Recently, individuals from Britain's GCHQ, the government communications agency that monitors global electronic communications, revealed that intercepted communications supported claims by the Dalai Lama and others that Chinese soldiers, dressed as monks, staged violent incidents at demonstrations to allow the CCP to bring in extra military forces from China, to suppress the demonstrations.
Photographs taken in Tibet, supported by eyewitness accounts, pinpoint incidents of undercover policemen inciting violence at peaceful rallies.
Courts Back Crackdown
The region's courts have made clear that they will back the crackdown, hand out tough verdicts and reinforce the government's campaign against the Dalai Lama.
Tibet's top law-and-order official Baima Chilin told judges to "use the weapon of the law to attack enemies, punish crime, protect the people and maintain stability," the Tibet Daily reported.
"Use trial according to the law of all the criminals to shock criminality and root out the base of the separatists.

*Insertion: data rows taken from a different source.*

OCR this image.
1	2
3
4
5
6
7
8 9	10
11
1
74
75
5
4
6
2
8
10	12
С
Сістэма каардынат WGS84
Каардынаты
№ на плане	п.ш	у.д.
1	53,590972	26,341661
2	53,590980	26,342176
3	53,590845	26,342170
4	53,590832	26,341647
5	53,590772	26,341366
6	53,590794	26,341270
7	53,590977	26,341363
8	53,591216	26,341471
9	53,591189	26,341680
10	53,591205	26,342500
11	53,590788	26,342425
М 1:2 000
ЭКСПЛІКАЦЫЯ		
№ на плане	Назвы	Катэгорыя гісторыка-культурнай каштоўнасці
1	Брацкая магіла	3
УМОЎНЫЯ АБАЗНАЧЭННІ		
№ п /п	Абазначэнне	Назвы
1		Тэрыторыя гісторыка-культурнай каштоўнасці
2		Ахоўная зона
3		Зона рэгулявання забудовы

Use ample evidence to expose to the world the Dalai clique's lies of peace and non-violence."
Baima Chilin ordered swift trials and said the judges "have the confidence of the Party."
The United States and many European countries have expressed worry about the tensions, calling on Beijing to open dialogue with the Dalai Lama, winner of the Nobel Peace Prize, and allow foreign reporters and observers to freely visit Tibet.
The United Nations High Commissioner for Human Rights, Louise Arbour, held "private discussions" with Chinese officials on Tibet and raised access to the region, her spokesman said on Friday.
"The issue of accessibility is obviously paramount because without that it's very hard to come to any conclusions about what has happened or what should happen next," Arbour's spokesman Rupert Colville told a news briefing in Geneva.
Chinese officials and state media have criticised Western news reports of the Tibetan unrest, claiming they have misrepresented violence as peaceful protest, vilified efforts to develop Tibet, and echoed false claims of independence advocates.
Reports written by Tibetans tell a story quite different from the Chinese'regime's Party line. Tsering Woeser, a noted Tibetan writer currently under house arrest in Beijing, has collected and published reports in her blog that tell of widespread police brutality, and soldiers shooting demonstrators at will. (Please see A Record of the Tibetan Unrest: March 26—March 29 and A Record of the Tibetan Unrest: March 10—March 25 )
Tibetan site Phayul.com posted photographs of Tibetans dead from Chinese gunshot wounds while the Chinese regime's media were denying that anyone had been hurt.
Chinese Communist Party leaders made similar claims of no, and then low, military killings regarding the Tiananmen Massacre of 1989. At first the CCP denied that any students had been killed, and that the only casualties were soldiers attacked by students. Despite video and photographic evidence, the CCP leadership held to this claim for years, finally admitting that as many as a few hundred civilians might have been killed or injured.
Eyewitness accounts coupled with photo and video evidence puts the number of dead at, at least, 3,000.